I haven't noticed the vitessdriver on any of our profiles, though we have several different methods we use to connect into databases and this is one of the least frequent ones only used for certain circumstances.
I have also seen the panic mentioned earlier though (https://github.com/vitessio/vitess/issues/12067) but have yet to track it down.
Apologies for not being more helpful! It's possible I implemented one of the database/sql interfaces in a suboptimal way though the original issue here does seem to predate my changes as well.
Thanks for the info, that's still helpful. The issue definitely predated your changes, and we didn't notice any change afterwards, so I'm confident that wasn't a contributor.
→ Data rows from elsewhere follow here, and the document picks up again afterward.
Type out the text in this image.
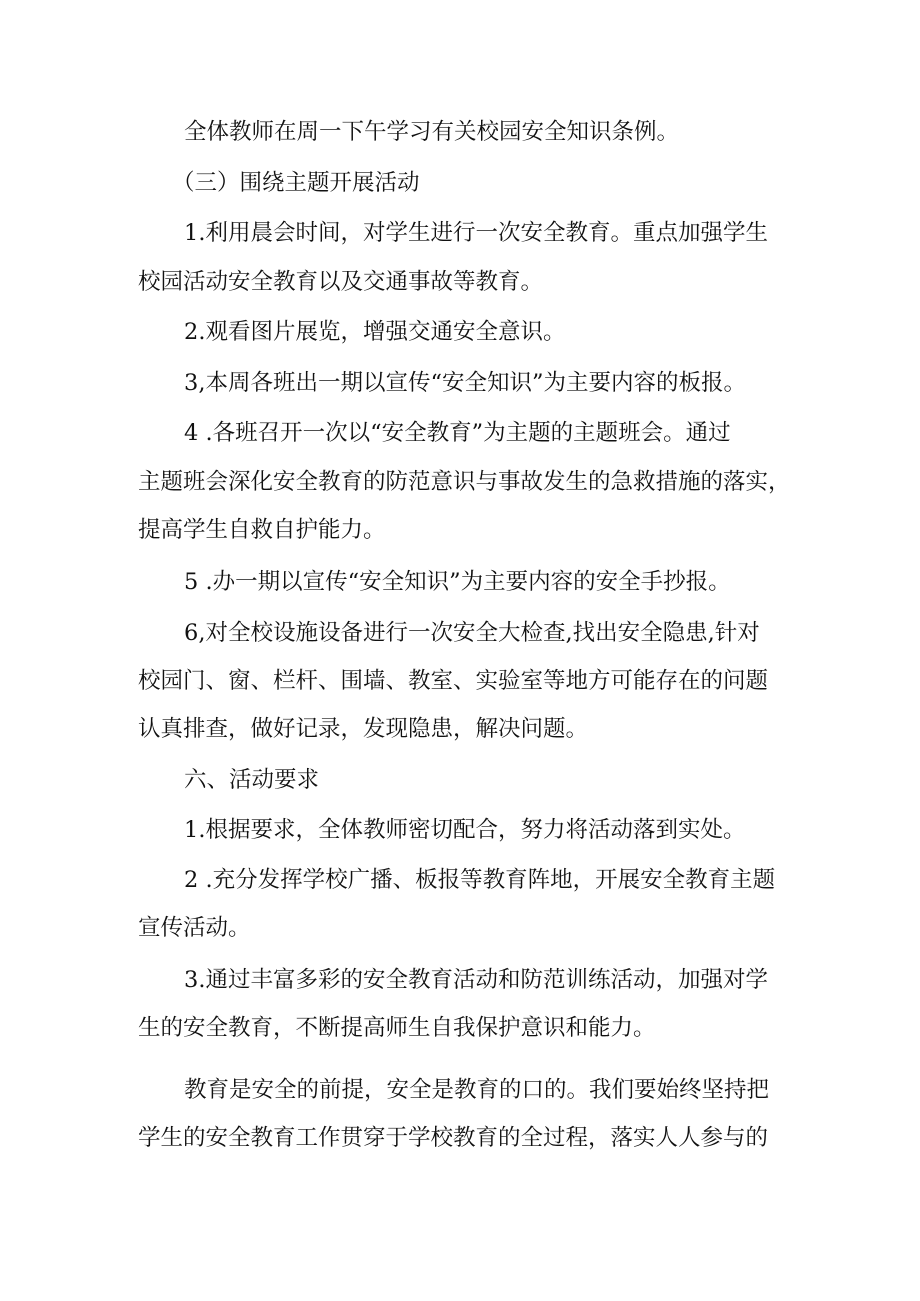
全体教师在周一下午学习有关校园安全知识条例。

（三）围绕主题开展活动

1.利用晨会时间，对学生进行一次安全教育。重点加强学生

校园活动安全教育以及交通事故等教育。

2.观看图片展览，增强交通安全意识。

3,本周各班出一期以宣传“安全知识”为主要内容的板报。

4 .各班召开一次以“安全教育”为主题的主题班会。通过

主题班会深化安全教育的防范意识与事故发生的急救措施的落实，

提高学生自救自护能力。

5 .办一期以宣传“安全知识”为主要内容的安全手抄报。

6,对全校设施设备进行一次安全大检查,找出安全隐患,针对

校园门、窗、栏杆、围墙、教室、实验室等地方可能存在的问题

认真排查，做好记录，发现隐患，解决问题。

六、活动要求

1.根据要求，全体教师密切配合，努力将活动落到实处。

2 .充分发挥学校广播、板报等教育阵地，开展安全教育主题

宣传活动。

3.通过丰富多彩的安全教育活动和防范训练活动，加强对学

生的安全教育，不断提高师生自我保护意识和能力。

教育是安全的前提，安全是教育的口的。我们要始终坚持把

学生的安全教育工作贯穿于学校教育的全过程，落实人人参与的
I'm suspicious of these lines, though I haven't found anything concrete yet. I'm guessing that not many people are passing in dial options like we are, which may be contributing to us seeing different behavior. https://github.com/vitessio/vitess/blob/54f0b33a652f929ecc43a949371d49364a3b94c8/go/vt/vitessdriver/driver.go#L110-L112
Our usage
return vitessdriver.Configuration{
Protocol: "grpc",
Address: db.address,
Target: db.target,
Streaming: db.streaming,
DriverName: db.driver,
// set dial options with max message sizes
GRPCDialOptions: []grpc.DialOption{
grpc.WithDefaultCallOptions(
grpc.MaxCallRecvMsgSize(ngrpc.MaxMsgSize),
grpc.MaxCallSendMsgSize(ngrpc.MaxMsgSize),
),
grpc.WithKeepaliveParams(keepalive.ClientParameters{
Time: 300 * time.Second,
Timeout: 600 * time.Second,
PermitWithoutStream: true,
}),
},
}
Here's my Go code:
return vitessdriver.Configuration{
Protocol: fmt.Sprintf("grpc-%s", protocolID),
// Specify a keyspace and cluster type for the vtgate session.
Target: fmt.Sprintf("%s@%s", keyspace, cluster),
Address: "xxx",
GRPCDialOptions: append(
[]grpc.DialOption{
grpc.WithPerRPCCredentials(&grpcclient.StaticAuthClientCreds{
Username: "xxx",
Password: "xxx",
}),
},
// mTLS secures the underlying transport.
grpc.WithTransportCredentials(insecure.NewCredentials()),
),
}, nil
And later:
cfg.GRPCDialOptions = append(cfg.GRPCDialOptions,
grpc.WithContextDialer(func(ctx context.Context, addr string) (net.Conn, error) {
return tunnel.DialContext(ctx, "tcp", addr)
}),
)